Nuevamente los datos oficiales desmienten el optimismo del Gobierno de Mariano Rajoy en lo referente al desempleo de este país. Frente a la euforia de gran parte de los medios de comunicación cada vez que se publicaba un descenso en el número global de parados, Diario16 siempre ha mantenido una línea en la que desvelamos la realidad de esos datos globales y que no es tan bonito como lo quieren pintar desde los poderes políticos, económicos o empresariales. Nuestro mercado laboral está muy enfermo gracias a la inoculación de virus potencialmente mortales en la legislación laboral de este país.

Hoy han salido publicados los datos de la Encuesta de Población Activa y muestran la sintomatología clara de un mercado laboral gravemente enfermo. En referencia al número de parados, la EPA muestra cómo en el primer trimestre se incrementó el número de parados en 17.200 personas, lo que deja la tasa de desempleo en un 18,75%. Es curioso cómo se suceden los hechos porque este dato negativo coincide con el optimismo desmesurado de Mariano Rajoy de los últimos días en que afirmó que España es el país con mejores datos macroeconómicos de Europa y con una mayor tasa de creación de empleo, lo que demuestra que el Gobierno y su presidente parece que no viven en el mundo real. En otro orden de cosas, la ocupación disminuyó en 69.800 personas, lo mismo que ha ocurrido con la población activa, que ha descendido en 52.600 personas. Este dato es fundamental para entender que el número de desempleados haya bajado sólo en 17.200 personas ya que el descenso de la población activa hace que se maquille una cifra que hubiera sido escandalosa.

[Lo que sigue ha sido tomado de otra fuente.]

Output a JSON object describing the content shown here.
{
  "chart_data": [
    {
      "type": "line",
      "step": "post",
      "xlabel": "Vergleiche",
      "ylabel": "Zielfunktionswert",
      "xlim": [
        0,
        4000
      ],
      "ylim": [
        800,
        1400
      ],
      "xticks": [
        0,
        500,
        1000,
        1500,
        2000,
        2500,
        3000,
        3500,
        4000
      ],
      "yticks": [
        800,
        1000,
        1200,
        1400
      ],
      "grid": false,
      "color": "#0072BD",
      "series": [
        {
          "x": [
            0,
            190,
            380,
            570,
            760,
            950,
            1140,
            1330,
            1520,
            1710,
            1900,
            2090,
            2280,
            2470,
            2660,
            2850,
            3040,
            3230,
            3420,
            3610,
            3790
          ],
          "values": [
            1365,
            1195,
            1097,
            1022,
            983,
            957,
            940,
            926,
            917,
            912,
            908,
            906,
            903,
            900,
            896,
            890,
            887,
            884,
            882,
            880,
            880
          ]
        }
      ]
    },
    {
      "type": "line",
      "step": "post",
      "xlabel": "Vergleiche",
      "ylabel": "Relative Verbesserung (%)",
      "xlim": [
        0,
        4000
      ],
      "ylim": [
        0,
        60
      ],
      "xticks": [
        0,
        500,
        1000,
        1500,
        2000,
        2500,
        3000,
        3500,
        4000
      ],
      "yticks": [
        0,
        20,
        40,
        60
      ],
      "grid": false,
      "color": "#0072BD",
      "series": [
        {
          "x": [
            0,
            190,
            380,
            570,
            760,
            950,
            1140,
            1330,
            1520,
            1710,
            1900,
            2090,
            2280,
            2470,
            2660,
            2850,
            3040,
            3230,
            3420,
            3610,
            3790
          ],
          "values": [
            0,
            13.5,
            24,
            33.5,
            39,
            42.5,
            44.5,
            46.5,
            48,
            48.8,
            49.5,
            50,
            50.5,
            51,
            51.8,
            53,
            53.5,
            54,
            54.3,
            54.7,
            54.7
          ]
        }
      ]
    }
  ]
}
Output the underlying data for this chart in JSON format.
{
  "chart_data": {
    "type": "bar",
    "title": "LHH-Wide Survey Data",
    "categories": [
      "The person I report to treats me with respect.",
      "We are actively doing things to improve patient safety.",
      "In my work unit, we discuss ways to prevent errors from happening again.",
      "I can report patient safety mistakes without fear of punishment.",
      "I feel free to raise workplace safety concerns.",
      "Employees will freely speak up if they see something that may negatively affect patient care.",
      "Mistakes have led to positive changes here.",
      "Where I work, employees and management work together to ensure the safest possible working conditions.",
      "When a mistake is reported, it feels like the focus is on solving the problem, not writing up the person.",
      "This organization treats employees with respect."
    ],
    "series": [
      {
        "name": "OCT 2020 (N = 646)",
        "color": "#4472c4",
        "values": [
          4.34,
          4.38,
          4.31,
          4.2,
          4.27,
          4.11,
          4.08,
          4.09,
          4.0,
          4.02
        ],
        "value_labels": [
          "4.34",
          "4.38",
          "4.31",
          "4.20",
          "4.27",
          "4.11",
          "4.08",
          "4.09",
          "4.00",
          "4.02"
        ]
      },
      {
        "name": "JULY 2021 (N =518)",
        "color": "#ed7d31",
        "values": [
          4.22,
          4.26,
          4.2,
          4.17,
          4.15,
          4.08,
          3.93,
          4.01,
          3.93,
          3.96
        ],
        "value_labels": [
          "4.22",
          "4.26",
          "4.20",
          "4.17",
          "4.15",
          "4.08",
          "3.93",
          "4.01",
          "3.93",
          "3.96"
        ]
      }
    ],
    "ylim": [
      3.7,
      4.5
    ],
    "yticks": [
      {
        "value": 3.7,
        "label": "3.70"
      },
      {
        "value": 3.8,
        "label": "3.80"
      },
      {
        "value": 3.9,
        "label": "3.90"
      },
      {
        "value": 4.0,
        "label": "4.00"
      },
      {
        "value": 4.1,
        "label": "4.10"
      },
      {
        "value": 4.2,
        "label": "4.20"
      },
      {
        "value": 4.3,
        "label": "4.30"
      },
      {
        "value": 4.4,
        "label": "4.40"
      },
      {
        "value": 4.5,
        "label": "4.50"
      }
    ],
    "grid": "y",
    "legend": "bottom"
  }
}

Nuestro mercado laboral está muy enfermo gracias a la inoculación de virus potencialmente mortales en la legislación laboral

La Encuesta de Población Activa vuelve a poner los pies en el suelo al Gobierno. Como ya hemos indicado en diferentes ocasiones en Diario16, el mercado laboral español está en una situación crítica porque no está evolucionando al mismo ritmo que la economía. Varios factores son los causantes de esto.

En primer lugar, la elevada estacionalidad provocada por el asentamiento de los datos macrolaborales en campañas vacacionales y en cimentar la economía en sectores productivos caracterizados por la temporalidad de sus procesos de generación de empleo. España ha enquistado la tendencia de que en los trimestres en los que hay elevadas cifras de contratación en hostelería o comercio mejoran los datos de empleo, mientras que cuando no se producen esas temporadas concretas se destruyen puestos de trabajo.

En segundo lugar, en un entorno económico de crecimiento sostenido, como es el caso de España, no es muy lógico que se pierda población activa. Más bien tendría que ser al contrario, debería aumentar.

En tercer lugar, los elevados niveles de precariedad del empleo que se crea, niveles que, a pesar de que la economía está creciendo, siguen manteniendo un incremento sostenido. Los datos de paro registrado nos dan mes a mes las cifras que sostienen este hecho: más de un 90% de contratos temporales, con una duración cada vez menor ya que el contrato estrella para los empresarios está siendo el eventual por causas de producción, es decir, el que permite contrataciones inferiores a 5 días.

En cuarto lugar, hay un paro oculto que no muestran los datos y que, según cifras oficiales, podrían elevar el número más allá de los 9 millones de personas sin empleo en este país, personas que, por desesperación o por haber tirado ya la toalla ante la incapacidad de reincorporarse al mercado laboral, se han salido de las tablas de medición.

El descenso de la población activa hace que se maquille una cifra que hubiera sido escandalosa

Los datos de la EPA son muy malos, pero no sorprendentes. Cualquiera que vea la evolución del mercado laboral español se dará cuenta de que mostrar euforia cuando los datos son positivos es un modo de adulterar lo que realmente está ocurriendo: un mercado laboral enfermo que puede reventar en cualquier momento a causa de una legislación laboral que favorece los abusos empresariales, la destrucción de empleo de calidad y que no da incentivos para una creación sostenida de puestos de trabajo.